There is an awful lot of thought behind the mission of Salem Oaks. I’d like to take a few minutes to pull it apart and offer what we believe are the key elements.
“We dare to imagine a world…”
It is clear to us that this world is not yet a reality. In all the conversations we have had over nearly two years, there is general agreement that our current healthcare system is nowhere near optimal. Outcomes lag other nations while costs outpace those same countries. Information is not consistently shared, and data has become a marketable commodity. New therapies are being developed but patients and insurers (and even countries) may not be able to afford them. There is much work to be done.
“…in which people are equipped…”
We believe that everyone involved needs to have the tools, information, and opportunities to contribute to the discussion. This should occur at the individual patient level, the institutional level, and the societal level. Additionally, even the most educated among us are still going to need to learn to contribute by working with others outside their bubbles of expertise. New skills are required to communicate and converse across traditional boundaries of authority, privacy, intellectual property, and culture. Not everyone needs to learn the same thing, but every one of us needs to learn something new.
In today’s world of free information flow, collaboration is not optional. The expanse of human knowledge is growing too fast for any individual or small group to keep up. Working together, we can share our individual knowledge to create a greater whole. However, this means we need to manage our differences and learn to try to understand (and adapt with) each other’s perspectives. We are a society that values self-starters, self-made men and women, and independence. We need to learn to rely on each other and reward collective success.
“…to successfully shape…”
The current system is flawed, but it is not static. Healthcare is constantly changing and adapting. We have the responsibility to guide these changes into a new and better system. It will not do so on its own. Like potters to clay, we need to apply pressure where needed to achieve the results we want. However, healthcare is too complex to shape with simple unilateral pressure. It will take concerted effort toward a single vision.
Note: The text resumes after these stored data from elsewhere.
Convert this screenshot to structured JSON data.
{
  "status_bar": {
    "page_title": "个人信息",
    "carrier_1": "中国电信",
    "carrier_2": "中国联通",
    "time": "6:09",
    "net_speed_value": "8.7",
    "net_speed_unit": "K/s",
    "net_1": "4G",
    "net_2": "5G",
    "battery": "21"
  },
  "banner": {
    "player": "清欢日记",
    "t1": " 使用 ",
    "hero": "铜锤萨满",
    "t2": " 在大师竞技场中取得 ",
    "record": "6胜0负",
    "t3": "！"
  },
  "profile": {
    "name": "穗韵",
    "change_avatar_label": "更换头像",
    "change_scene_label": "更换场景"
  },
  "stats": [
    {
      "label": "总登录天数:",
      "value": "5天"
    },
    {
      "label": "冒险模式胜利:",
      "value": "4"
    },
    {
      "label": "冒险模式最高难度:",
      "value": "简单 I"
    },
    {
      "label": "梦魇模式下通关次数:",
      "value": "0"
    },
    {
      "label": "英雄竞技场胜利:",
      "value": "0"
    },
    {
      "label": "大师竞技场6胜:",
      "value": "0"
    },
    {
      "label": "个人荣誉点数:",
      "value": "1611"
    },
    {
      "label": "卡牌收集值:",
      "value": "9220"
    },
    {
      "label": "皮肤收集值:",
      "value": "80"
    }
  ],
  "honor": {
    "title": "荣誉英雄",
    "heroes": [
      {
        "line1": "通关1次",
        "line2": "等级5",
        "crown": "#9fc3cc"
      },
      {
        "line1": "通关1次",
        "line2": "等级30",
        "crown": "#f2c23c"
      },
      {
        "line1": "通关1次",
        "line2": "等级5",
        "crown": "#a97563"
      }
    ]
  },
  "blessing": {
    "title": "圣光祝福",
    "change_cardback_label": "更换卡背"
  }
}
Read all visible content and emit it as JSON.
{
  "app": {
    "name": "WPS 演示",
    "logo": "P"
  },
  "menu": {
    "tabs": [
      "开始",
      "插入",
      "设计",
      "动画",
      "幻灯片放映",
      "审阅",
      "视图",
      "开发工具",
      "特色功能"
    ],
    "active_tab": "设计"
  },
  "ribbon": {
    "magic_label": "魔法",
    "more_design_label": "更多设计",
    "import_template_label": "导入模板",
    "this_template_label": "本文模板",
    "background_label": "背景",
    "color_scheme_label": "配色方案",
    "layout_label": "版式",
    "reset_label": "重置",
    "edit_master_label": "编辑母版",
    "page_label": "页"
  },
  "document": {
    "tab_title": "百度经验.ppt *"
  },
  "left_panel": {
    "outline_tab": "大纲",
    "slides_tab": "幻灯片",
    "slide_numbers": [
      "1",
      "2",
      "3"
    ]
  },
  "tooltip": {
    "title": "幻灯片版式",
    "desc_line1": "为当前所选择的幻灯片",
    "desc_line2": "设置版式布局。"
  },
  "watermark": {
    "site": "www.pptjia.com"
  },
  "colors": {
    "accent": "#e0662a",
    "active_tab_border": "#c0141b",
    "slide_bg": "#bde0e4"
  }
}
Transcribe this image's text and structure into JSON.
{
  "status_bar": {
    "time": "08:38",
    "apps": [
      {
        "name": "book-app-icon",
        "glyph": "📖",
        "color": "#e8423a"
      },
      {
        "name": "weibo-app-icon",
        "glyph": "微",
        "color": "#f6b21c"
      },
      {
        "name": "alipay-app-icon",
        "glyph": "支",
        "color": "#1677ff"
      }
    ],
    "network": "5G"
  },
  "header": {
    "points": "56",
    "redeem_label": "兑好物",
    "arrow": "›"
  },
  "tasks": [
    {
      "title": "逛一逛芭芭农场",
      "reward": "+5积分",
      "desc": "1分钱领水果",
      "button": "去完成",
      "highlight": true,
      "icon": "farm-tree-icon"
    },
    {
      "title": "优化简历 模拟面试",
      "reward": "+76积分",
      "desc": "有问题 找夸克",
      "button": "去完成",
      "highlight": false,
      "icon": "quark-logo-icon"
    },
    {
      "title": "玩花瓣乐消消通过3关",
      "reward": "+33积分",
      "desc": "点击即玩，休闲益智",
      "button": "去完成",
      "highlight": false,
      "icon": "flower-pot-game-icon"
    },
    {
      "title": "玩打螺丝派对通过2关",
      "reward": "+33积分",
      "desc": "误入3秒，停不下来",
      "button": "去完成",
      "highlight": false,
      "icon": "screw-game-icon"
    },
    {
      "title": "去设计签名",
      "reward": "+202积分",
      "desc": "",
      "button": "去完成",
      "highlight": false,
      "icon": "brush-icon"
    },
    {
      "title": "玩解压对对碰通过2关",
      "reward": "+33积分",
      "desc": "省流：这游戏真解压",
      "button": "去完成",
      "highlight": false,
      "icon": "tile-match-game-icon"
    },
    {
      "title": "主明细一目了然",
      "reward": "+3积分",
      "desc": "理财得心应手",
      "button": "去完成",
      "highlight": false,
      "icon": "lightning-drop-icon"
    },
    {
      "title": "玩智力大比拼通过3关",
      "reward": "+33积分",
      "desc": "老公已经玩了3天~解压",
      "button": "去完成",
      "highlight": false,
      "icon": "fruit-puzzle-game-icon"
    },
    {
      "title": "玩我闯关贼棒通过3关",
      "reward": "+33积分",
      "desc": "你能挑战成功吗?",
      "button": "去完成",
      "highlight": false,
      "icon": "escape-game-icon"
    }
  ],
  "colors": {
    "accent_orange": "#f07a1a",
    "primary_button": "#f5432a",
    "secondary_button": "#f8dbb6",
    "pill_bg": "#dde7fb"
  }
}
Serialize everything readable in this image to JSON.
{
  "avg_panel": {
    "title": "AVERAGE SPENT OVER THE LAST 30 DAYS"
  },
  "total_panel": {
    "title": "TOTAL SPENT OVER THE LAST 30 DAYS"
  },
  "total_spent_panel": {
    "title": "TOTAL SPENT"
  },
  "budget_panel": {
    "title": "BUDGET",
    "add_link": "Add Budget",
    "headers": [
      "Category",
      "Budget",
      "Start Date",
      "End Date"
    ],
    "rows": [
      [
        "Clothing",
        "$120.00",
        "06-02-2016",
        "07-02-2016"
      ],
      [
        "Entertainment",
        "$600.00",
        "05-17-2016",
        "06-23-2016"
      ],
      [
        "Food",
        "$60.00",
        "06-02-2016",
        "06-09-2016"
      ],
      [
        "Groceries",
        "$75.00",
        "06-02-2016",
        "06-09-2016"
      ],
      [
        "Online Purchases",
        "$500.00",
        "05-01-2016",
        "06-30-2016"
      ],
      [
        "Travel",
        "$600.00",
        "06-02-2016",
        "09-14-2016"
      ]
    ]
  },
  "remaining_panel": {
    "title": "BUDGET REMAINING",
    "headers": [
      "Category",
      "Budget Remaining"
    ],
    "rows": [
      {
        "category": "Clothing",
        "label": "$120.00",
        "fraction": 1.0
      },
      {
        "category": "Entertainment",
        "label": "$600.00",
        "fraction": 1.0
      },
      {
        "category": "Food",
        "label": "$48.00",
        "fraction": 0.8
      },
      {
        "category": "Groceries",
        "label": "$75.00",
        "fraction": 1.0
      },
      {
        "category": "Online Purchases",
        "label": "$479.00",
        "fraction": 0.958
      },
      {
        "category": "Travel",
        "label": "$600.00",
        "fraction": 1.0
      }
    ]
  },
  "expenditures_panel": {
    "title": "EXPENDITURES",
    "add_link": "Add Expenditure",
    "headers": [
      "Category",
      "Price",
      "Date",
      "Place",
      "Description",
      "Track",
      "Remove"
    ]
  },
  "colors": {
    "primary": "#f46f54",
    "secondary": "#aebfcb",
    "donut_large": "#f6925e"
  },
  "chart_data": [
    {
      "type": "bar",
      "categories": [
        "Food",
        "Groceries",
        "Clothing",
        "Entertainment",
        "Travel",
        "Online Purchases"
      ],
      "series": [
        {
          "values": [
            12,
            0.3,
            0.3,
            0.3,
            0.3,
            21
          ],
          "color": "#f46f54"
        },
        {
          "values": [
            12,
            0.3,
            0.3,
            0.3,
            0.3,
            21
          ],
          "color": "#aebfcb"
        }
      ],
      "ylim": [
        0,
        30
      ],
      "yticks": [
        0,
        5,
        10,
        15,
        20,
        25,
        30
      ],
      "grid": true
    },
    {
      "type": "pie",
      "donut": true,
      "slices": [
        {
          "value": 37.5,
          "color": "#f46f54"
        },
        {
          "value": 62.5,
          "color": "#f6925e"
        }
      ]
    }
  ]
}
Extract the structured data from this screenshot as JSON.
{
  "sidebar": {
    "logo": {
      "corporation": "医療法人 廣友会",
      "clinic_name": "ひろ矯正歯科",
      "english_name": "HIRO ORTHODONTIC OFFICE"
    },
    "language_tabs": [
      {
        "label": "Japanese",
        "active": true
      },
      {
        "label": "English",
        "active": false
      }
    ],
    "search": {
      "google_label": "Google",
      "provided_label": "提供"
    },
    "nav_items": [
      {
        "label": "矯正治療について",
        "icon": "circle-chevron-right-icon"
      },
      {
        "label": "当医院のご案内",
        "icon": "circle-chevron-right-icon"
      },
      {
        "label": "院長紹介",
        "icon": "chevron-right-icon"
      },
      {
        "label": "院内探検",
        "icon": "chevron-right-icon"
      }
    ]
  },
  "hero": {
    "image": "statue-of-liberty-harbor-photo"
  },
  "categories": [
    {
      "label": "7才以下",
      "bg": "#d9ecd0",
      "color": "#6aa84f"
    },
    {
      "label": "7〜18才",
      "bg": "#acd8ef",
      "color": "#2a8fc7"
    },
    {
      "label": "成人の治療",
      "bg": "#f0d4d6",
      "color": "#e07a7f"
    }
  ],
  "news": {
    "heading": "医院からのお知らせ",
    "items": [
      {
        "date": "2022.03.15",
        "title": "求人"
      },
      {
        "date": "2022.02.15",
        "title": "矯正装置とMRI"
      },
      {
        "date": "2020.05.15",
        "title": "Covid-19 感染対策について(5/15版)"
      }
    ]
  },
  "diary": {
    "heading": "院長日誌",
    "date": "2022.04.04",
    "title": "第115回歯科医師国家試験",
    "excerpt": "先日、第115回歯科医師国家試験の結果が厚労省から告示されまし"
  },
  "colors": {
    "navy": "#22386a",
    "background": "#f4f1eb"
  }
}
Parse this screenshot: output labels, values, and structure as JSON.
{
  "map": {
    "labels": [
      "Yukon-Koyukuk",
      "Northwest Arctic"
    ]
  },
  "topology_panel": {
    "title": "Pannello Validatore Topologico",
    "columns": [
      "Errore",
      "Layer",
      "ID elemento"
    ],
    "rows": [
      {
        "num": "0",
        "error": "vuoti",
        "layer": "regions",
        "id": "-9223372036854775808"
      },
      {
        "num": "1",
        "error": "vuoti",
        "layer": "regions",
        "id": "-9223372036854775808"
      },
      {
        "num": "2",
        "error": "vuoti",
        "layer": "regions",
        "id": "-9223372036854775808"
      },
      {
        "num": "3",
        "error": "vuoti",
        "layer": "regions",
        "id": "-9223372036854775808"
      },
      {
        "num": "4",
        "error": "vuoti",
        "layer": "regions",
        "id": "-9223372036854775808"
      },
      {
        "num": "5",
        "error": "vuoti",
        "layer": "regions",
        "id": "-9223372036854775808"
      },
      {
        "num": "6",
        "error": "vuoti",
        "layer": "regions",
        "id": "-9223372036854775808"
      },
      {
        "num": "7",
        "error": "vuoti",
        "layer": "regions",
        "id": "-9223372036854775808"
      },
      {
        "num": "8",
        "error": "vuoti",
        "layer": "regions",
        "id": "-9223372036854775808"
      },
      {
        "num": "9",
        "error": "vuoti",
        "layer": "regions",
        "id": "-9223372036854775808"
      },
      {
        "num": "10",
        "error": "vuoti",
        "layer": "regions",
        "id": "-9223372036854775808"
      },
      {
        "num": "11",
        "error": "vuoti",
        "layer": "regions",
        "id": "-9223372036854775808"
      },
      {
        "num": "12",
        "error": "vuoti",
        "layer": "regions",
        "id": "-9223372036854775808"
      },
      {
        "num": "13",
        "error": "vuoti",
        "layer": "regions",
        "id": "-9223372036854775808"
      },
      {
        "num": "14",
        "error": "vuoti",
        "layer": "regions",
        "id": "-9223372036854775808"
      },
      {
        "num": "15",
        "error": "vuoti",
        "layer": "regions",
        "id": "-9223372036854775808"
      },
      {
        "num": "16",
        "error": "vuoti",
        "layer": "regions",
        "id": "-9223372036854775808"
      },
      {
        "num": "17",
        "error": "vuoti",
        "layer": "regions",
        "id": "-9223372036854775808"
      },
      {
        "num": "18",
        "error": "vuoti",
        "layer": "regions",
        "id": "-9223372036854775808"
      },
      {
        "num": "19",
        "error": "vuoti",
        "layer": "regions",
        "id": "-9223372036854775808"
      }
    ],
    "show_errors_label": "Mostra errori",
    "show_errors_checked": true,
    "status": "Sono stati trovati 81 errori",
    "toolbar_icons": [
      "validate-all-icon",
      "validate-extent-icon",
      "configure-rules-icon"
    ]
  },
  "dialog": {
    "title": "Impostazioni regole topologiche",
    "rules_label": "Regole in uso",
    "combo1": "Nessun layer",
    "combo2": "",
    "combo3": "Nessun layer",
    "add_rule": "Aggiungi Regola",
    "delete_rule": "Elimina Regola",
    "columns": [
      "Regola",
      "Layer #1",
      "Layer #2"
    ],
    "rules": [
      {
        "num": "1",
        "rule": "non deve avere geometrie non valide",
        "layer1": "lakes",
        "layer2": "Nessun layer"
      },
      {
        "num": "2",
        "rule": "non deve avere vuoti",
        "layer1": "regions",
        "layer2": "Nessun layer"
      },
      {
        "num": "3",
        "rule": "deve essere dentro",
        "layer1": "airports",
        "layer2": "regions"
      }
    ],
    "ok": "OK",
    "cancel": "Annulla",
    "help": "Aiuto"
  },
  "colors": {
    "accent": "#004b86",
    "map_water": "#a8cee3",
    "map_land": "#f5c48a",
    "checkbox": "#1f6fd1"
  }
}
“…the health ecosystem of the future.”
We see the system changing from an emphasis on treating sickness to an emphasis on helping people stay healthy. We see this as a living organism that constantly adjusts to the pressures put on it. Like an ecosystem, all the components need to find a balance that allows each of them to thrive. Like an ecosystem, this balance is likely to be fragile, so there will need to be incentives to protect it.
One of the first keys to solving this puzzle and realizing the world we imagine is to improve basic health and healthcare literacy. There has been a lot written about the poor state of health and healthcare literacy in our nation and the reasons why this is so.
We believe that in the complex healthcare system, there are many groups of stakeholders that have lost the ability to communicate with each other. There are conversations that must happen between dozens of dyads of these stakeholders; patients with doctors, doctors with insurers, insurers with health systems, health systems with patients, industry with health care providers, and so on. Across each dyad there is a gap in perspective and language (i.e. literacy). These gaps are like friction to the flow of knowledge that would improve the overall system.
But we cannot tackle all of these at once ourselves. Groups like the Society of Participatory Medicine (SPM) are working on the patient-doctor connection. Last year, Global Genes sponsored an event where many of these stakeholders came together. It took them several months to agree on the mission of the working group that emerged.
While we belong to SPM and Global Genes Corporate Alliance, we believe the niche where Salem Oaks can play a valuable role is in the connection between patients (and carers and advocates) and biopharmaceutical R&D. As we have gained experience in this space, we see opportunities for patients to learn about the discovery and development of new treatments. In addition, we have gained huge insights that we can pass along to industry about the value that working with patients can generate.